Shortly after, Colin was called up for national service in Sydney.
"He always said he had the best time of his life. He had the most fun while he was in there," Vera said.
While not officially an item then, Vera held out hope he'd return home again.
She even turned down another potential suitor because she was waiting for Colin.
Colin returned home the following Christmas and, before they could meet up again, he was injured in a motorbike accident.

He had been on his way to another dance at Curdies River that Vera was at but he ended up having to spend three weeks in bed recovering.
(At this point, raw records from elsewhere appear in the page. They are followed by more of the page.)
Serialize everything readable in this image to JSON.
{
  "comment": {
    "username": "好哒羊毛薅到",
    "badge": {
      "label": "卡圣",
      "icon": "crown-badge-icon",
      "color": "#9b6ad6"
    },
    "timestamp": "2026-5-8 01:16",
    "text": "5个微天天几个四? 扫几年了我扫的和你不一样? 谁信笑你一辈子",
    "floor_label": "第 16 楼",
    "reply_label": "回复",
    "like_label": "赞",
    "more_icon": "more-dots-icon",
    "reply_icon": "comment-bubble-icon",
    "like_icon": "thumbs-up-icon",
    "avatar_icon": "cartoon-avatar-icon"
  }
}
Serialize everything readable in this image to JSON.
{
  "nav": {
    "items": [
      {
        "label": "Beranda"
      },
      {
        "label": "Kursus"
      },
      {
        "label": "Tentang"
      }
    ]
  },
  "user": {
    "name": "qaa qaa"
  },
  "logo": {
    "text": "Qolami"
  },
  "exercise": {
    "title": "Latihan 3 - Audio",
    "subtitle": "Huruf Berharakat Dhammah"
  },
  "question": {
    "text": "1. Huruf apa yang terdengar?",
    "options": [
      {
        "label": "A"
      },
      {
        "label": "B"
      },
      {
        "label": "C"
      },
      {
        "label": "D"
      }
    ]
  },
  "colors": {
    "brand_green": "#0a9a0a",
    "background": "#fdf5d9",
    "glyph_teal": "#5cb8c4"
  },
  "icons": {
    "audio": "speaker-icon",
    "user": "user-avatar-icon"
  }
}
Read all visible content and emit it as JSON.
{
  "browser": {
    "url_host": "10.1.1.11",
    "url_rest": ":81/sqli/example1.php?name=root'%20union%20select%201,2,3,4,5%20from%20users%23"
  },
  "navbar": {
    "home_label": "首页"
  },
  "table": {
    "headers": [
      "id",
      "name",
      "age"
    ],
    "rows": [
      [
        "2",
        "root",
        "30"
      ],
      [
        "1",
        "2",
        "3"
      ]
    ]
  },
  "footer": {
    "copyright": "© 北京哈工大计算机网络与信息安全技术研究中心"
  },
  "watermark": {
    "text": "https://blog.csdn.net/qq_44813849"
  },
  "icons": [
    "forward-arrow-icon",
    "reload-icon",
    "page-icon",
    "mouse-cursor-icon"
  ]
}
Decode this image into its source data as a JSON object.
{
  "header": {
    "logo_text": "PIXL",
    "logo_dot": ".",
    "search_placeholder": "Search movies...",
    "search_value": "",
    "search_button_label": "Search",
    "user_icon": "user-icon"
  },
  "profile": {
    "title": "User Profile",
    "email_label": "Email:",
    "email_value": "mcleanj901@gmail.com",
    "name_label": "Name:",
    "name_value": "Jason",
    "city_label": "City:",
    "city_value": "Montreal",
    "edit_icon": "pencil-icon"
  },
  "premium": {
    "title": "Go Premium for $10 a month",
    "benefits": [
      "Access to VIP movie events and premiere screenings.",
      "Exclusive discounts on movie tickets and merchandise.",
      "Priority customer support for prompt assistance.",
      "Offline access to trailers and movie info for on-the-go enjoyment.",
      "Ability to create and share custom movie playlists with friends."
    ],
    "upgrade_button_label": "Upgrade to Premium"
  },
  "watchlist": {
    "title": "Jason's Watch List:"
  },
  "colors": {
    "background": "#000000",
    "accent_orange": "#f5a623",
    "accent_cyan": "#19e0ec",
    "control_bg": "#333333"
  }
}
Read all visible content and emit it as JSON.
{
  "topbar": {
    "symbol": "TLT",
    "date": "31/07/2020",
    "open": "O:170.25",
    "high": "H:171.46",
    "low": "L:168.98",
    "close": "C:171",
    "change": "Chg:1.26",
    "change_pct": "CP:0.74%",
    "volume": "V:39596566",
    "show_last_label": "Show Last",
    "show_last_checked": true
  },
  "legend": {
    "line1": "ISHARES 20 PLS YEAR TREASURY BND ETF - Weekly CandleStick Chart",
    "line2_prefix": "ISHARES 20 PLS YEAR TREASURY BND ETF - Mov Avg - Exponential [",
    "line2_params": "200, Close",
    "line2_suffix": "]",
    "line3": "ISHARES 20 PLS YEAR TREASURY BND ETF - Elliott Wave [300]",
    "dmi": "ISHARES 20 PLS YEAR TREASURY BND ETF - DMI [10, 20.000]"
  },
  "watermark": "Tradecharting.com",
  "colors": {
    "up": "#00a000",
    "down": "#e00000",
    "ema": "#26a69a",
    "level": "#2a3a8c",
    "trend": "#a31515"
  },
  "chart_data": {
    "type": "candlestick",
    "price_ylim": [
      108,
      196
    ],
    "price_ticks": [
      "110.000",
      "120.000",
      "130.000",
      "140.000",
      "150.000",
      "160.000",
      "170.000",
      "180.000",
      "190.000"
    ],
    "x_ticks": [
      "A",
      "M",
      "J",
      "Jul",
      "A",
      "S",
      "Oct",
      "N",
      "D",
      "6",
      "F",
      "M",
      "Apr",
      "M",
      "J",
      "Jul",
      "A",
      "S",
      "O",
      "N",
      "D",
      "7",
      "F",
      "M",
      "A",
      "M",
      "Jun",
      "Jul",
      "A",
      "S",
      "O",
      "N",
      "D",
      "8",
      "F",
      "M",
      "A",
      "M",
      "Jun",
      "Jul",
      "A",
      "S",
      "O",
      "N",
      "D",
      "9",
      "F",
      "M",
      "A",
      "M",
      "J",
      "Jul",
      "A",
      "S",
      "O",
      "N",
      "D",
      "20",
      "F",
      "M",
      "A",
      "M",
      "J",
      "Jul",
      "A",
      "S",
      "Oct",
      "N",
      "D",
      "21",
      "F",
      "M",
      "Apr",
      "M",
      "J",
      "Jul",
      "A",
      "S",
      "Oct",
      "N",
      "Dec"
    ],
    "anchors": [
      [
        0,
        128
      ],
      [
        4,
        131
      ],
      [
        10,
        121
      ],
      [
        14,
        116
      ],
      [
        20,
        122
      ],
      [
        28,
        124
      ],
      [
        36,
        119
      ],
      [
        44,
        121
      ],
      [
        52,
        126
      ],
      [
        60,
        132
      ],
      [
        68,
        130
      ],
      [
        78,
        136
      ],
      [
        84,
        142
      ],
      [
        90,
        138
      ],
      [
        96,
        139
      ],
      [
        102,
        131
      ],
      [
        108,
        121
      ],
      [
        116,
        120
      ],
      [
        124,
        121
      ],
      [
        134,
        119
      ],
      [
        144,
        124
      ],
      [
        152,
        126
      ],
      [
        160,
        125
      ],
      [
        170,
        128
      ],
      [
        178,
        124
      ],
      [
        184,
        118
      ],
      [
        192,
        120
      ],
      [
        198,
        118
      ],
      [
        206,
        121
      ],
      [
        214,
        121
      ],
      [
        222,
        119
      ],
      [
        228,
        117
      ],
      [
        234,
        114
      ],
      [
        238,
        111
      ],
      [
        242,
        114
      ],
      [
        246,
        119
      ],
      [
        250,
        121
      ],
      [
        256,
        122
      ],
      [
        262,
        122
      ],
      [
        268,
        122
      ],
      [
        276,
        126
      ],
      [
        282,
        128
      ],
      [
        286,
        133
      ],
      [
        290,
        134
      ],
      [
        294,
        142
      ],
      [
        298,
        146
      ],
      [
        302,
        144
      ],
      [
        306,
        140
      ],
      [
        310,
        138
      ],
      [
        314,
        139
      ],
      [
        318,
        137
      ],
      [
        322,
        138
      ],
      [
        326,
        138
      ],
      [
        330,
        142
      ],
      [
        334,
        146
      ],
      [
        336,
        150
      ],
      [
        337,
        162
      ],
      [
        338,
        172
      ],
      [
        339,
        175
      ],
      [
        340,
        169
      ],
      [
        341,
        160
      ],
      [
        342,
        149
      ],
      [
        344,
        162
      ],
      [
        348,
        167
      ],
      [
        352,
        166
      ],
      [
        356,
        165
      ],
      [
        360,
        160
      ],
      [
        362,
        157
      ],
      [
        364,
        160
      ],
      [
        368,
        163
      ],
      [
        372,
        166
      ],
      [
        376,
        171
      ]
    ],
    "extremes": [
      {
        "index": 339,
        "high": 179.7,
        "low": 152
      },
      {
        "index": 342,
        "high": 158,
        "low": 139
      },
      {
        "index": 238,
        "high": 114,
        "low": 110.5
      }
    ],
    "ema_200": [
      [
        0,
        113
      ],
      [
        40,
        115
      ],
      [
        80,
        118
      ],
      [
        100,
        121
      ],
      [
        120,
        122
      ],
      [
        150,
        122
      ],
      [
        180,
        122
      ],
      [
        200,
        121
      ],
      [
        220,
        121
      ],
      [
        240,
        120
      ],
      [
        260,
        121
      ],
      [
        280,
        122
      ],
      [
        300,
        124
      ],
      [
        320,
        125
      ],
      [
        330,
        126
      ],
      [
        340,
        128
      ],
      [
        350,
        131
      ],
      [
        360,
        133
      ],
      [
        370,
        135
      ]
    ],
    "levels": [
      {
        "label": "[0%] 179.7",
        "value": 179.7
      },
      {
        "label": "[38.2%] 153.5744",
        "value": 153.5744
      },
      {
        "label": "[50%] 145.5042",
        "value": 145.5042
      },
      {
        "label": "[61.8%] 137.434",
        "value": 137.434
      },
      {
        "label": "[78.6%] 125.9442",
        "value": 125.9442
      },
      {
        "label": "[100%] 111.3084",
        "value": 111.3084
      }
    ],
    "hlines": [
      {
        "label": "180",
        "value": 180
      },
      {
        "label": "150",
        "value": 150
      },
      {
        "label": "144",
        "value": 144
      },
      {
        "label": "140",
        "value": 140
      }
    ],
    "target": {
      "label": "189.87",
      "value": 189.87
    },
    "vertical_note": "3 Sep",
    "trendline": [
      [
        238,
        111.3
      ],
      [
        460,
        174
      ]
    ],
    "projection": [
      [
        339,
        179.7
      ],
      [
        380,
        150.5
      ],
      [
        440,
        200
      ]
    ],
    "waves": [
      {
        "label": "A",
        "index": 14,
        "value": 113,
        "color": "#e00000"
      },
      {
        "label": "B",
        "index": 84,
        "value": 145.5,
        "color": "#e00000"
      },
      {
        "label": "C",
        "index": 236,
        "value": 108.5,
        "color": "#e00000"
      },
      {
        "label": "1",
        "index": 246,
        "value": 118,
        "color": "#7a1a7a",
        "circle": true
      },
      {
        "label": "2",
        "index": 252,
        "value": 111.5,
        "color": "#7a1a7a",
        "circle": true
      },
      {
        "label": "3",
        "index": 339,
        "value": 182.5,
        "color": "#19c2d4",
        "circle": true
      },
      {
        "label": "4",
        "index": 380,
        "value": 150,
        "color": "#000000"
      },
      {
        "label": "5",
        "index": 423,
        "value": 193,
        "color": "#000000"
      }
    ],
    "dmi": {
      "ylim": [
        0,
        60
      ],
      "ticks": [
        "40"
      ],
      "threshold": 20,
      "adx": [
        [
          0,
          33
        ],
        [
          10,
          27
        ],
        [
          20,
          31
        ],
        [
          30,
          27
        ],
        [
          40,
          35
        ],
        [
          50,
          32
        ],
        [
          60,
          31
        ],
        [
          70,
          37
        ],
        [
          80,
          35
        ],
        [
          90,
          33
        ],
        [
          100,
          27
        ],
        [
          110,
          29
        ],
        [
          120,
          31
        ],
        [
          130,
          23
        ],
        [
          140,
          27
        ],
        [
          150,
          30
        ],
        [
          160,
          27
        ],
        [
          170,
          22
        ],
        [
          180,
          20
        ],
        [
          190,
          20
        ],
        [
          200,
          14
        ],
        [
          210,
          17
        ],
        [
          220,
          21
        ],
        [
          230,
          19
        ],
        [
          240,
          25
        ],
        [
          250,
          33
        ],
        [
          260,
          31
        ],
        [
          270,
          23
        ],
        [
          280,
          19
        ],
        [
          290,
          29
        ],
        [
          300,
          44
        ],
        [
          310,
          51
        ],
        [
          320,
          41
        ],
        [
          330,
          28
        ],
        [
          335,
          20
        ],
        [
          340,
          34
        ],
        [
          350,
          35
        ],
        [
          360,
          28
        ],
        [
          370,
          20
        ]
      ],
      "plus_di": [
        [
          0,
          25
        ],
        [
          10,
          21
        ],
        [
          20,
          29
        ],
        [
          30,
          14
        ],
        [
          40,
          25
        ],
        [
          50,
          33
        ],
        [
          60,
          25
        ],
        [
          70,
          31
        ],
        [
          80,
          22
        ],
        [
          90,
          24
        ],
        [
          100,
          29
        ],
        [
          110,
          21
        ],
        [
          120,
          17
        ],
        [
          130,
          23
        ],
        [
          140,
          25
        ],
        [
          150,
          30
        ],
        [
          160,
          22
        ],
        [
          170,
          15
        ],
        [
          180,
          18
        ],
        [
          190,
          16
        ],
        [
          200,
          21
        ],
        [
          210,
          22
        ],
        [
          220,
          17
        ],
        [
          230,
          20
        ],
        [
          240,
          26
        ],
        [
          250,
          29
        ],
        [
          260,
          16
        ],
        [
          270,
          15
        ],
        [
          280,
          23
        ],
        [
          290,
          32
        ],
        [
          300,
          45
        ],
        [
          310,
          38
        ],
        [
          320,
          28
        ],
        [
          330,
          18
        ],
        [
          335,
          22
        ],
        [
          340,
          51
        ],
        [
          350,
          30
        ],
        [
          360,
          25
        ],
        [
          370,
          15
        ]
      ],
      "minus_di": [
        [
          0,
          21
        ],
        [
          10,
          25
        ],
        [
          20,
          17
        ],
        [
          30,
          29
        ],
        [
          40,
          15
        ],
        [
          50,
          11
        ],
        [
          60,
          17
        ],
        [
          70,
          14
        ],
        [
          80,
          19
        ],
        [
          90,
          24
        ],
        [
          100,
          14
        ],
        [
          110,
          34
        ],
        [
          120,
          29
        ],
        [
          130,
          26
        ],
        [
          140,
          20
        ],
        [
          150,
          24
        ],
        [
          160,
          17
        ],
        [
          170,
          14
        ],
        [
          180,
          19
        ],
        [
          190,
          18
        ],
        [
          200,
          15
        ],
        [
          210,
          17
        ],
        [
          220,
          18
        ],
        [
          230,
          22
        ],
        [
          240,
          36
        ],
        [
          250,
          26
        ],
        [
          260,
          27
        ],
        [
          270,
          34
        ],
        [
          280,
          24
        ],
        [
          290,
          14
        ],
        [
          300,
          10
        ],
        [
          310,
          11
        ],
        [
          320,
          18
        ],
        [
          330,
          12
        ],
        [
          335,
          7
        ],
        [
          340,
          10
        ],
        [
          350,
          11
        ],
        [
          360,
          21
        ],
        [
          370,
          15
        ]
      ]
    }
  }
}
"I didn't get to see him for quite a while," Vera said.
"I lived at the Curdie Vale post office with my family and I had a phone of course so I used to ring him up and talk to him while he was grounded."
It wasn't long after that the couple were officially an item, and on her 19th birthday he popped the question.
Vera had grown up living with her mother and two brothers at her grandparents' post office and took the bus into town to the tech school in Warrnambool.
She ended up having to leave her job in Warrnambool to care for her mum whose heart condition deteriorated.
After losing her mum, Vera found a job as a telephonist in Melbourne - something she had to pass an exam to do - and worked at the exchange until she got married at 21.
Colin worked at the Cobden Butter Factory - now Fonterra - driving tankers for 38 years until he retired. Together Vera and Colin have six children - two girls and four boys.